1. Non capisco, mi faccia un esempio.
2. Spesso sono associazioni in cui non si vuole realmente la democrazia interna e si cerca quindi di dare meno potere ad alcuni in modo che questi non possano "spodestare" il direttivo: ciò è illegale.
In altri casi invece, quelli virtuosi, tutti possono diventare soci pagando la stessa quota base poi, chi vuole, può pagare quote più alte per aiutare l'Associazione.
Dal Link che ha postato http://www.teamartist.com/blog/2013/03/28/soci-ordinari-simpatizzanti-sostenitori-onorari-tesserati/ ho scoperto una dura verità (dura perché avevo un'altra idea): l'irregolarità nel dichiarare un socio senza diritto di voto, e questo cambia molte cose nel mio progetto, ma non vorrei ancora sbagliarmi. Certo che è incredibile che molti statuti prevedano soci senza diritto di voto, ne ho letti diversi e a loro ho fatto, benevolmente, riferimento anche se il dubbio si faceva sempre più forte. Ma il vostro post (lInk) non lascia alcun dubbio..
Cerco di capire di più:
1) Se il Consiglio Direttivo si riunisce per programmare il corso "Vogliamoci bene", previsto da un programma presente sul sito (senza date) nel mese corrente o nei tre mesi successivi, la scelta dei docenti, delle date, dei luoghi, deve essere tutto posto all'Assemblea dei Soci per essere votato per la sua attuazione con maggioranza dei voti?!
2) In base alla risposta: allora che cosa compete o quali decisioni devono essere poste al voto di tutti i soci in Assemblea, che sia ordinaria o straordinaria?
Sembrava più facile.. come mi dicevano tanti amici, è semplice, trova due amici, fai uno statuto, lo registri e inizi. Si, facile per non far nulla, o per dire che si ha un'Ass.ne, magari si è il Presidente, poi i soci se ci sono o no, non cambia molto.. (astenetevi dai commenti su questo, è solo per sfogo..)
Grazie ancora del supporto.
P.s. Per scaricare il Vs software per la demo occorre averla costituita l'Ass.ne?
1. No, può essere deciso dal solo Presidente o da un socio da lui delegato.
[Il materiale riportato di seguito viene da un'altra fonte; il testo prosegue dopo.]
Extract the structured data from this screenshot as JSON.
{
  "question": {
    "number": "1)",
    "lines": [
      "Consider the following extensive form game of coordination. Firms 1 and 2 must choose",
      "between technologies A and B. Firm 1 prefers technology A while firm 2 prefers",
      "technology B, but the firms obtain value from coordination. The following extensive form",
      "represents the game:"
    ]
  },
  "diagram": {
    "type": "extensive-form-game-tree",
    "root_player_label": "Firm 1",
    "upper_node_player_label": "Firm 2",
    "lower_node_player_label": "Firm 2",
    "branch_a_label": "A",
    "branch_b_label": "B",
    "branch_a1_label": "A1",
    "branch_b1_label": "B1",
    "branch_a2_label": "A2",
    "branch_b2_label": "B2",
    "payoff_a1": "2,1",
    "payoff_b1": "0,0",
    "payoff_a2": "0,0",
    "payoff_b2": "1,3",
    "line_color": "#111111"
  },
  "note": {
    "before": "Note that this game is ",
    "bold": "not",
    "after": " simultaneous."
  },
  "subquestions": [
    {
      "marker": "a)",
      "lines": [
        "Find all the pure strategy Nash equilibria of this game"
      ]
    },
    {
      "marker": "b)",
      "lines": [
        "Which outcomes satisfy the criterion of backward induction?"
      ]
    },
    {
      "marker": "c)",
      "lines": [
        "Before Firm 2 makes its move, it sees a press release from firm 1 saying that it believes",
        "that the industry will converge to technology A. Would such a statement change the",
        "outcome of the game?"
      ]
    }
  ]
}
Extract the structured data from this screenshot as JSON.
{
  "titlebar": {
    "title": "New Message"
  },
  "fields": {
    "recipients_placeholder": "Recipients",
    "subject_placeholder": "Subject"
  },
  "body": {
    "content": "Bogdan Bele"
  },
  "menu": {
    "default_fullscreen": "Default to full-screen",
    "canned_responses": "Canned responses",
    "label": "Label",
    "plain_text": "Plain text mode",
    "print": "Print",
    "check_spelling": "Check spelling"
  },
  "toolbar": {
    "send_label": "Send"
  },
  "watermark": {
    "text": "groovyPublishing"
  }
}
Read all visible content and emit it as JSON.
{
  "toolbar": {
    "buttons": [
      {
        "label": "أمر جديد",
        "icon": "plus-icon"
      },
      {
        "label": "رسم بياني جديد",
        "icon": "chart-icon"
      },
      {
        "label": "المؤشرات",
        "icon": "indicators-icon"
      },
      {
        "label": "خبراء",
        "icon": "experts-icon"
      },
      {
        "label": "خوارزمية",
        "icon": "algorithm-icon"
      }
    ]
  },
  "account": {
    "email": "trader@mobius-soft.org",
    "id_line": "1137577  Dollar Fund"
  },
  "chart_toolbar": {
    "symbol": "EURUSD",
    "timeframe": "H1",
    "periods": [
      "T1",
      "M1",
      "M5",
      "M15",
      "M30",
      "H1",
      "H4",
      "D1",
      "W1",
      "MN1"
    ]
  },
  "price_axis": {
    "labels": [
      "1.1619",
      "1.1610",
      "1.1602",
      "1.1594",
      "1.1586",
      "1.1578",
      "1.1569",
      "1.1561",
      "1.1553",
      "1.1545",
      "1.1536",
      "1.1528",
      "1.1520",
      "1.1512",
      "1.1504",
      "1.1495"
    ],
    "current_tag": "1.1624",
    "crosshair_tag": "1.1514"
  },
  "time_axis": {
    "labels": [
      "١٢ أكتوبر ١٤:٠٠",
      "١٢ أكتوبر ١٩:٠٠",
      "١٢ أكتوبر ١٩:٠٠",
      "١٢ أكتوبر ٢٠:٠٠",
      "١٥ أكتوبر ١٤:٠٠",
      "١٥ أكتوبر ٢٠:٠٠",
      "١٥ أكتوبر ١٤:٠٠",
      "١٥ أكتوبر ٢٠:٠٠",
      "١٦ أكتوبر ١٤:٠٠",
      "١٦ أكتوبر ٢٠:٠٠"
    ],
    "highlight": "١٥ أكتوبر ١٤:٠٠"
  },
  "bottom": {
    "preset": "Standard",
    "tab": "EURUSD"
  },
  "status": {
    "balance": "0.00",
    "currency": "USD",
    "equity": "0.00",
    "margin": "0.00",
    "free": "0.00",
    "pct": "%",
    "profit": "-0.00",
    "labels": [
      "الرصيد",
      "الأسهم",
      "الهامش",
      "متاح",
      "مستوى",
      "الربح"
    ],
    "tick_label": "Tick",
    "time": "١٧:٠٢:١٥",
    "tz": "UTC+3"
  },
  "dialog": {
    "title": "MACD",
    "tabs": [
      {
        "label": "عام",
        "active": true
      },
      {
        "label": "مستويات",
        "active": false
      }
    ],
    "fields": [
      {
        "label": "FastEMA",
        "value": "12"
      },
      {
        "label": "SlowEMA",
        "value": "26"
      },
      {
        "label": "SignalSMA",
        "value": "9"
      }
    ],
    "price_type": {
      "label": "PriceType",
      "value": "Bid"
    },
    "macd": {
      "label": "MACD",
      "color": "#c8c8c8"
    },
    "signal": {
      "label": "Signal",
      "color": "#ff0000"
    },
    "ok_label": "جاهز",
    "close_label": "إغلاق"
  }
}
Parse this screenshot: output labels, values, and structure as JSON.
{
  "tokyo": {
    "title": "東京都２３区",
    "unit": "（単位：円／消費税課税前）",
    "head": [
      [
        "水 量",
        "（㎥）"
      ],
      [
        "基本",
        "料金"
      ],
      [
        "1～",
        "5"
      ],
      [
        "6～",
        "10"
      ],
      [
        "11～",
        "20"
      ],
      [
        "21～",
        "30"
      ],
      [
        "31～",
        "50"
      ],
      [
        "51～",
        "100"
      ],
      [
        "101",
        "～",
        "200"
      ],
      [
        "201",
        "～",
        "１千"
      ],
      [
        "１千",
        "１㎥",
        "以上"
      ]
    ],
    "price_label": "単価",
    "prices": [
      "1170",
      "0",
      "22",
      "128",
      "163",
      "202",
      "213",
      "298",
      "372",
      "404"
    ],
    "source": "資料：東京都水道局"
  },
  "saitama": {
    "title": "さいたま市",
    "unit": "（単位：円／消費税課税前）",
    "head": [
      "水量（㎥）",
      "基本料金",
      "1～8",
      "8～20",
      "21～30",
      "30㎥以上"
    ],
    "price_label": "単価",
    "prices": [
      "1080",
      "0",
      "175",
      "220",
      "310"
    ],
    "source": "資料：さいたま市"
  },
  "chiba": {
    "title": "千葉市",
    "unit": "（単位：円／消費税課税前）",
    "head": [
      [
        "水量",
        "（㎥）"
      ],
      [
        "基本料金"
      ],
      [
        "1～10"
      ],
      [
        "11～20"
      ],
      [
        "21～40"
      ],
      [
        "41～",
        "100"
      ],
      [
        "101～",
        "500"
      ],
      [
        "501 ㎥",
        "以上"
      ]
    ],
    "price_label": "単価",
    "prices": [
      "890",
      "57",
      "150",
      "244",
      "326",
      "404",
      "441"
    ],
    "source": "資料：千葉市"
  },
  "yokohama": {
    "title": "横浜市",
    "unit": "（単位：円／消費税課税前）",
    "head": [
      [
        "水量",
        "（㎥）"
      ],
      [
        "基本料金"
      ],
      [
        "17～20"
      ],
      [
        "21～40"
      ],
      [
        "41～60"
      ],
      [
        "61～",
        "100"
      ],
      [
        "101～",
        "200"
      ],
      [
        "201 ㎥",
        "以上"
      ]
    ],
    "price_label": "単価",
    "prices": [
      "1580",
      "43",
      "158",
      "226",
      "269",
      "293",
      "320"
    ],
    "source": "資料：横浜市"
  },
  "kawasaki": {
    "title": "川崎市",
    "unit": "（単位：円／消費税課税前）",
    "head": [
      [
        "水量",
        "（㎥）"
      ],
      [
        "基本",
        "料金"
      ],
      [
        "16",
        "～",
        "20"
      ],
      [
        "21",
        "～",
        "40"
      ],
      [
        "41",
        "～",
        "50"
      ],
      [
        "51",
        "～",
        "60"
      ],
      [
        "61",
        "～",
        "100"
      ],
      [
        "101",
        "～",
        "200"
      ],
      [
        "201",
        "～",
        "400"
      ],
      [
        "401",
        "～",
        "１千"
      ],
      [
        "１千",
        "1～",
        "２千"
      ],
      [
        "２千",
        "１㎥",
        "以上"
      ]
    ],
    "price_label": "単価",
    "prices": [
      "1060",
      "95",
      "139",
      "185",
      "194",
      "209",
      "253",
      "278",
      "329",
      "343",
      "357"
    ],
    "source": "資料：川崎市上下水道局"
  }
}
2. Il voto sul REFA, lo scioglimento della Associazione, le modifiche dello Statuto. Più altri eventuali casi previsti a Statuto o casi straordinari molto particolari (che so: fare un mutuo, acquistare un immobile etc etc).
2. FSN/EPS? Ops, cosa sono..?
Mi sfugge qualcosa: perché distinguete tra socio e tesserato? Non sono la stessa cosa? La tessera non si rilascia a chi si associa?
4. "sono entrate istituzionali"? Paghiamo un socio, che esercita l'attività di docenza per un corso, esp 300,00 euro, questi saranno i suoi compensi, ma non saranno entrate per l'Ass.ne? Oppure per "entrate istituzionali" intendete la differenza della quota pagata dal socio per il corso al netto del corrispettivo pagato al docente?
Immagino questa situazione:
Si organizza un Corso a cui possono partecipare esclusivamente i Soci (sarebbe il vantaggio di associarsi), il costo di partecipazione è di 100,00 a socio, di cui 70,00 all'Ass.ne e 30,00 al docente socio. Lui emetterà ricevuta fiscale o non fiscale per i 30 euro, i 70 euro entrano nella cassa come "entrate istituzionali"?
2. Federazioni Sportive Nazionali - Enti di Promozione Sportiva
Legga questo nostro post: http://www.teamartist.com/blog/2013/03/28/soci-ordinari-simpatizzanti-sostenitori-onorari-tesserati/
4. Fa confusione- Se il socio paga 100 euro, questi vanno nella cassa della Associazione che gli farà una ricevuta non fiscale in doppia copia (una per lui e una per la contabilità della Associazione stessa). Poi l'Associazione pagherà il suo docente secondo le modalità concordate (se fate a "cottimo" dovete fare un rimborso spese forfettario con una lettera di incarico deliberata in direttivo e messa a libro verbali: occhio al modello 770 e alla ricevuta fiscale che dovrà fare il docente, con marca da bollo se sopra i 77,47 euro).
Buonasera, l'argomento è cruciale, anche se molti punti si vanno chiarendo preferisco approfondire.
Come esempio abbiamo un'Ass.ne Culturale, organizza Corsi e seminari, con solo Cod.Fisc.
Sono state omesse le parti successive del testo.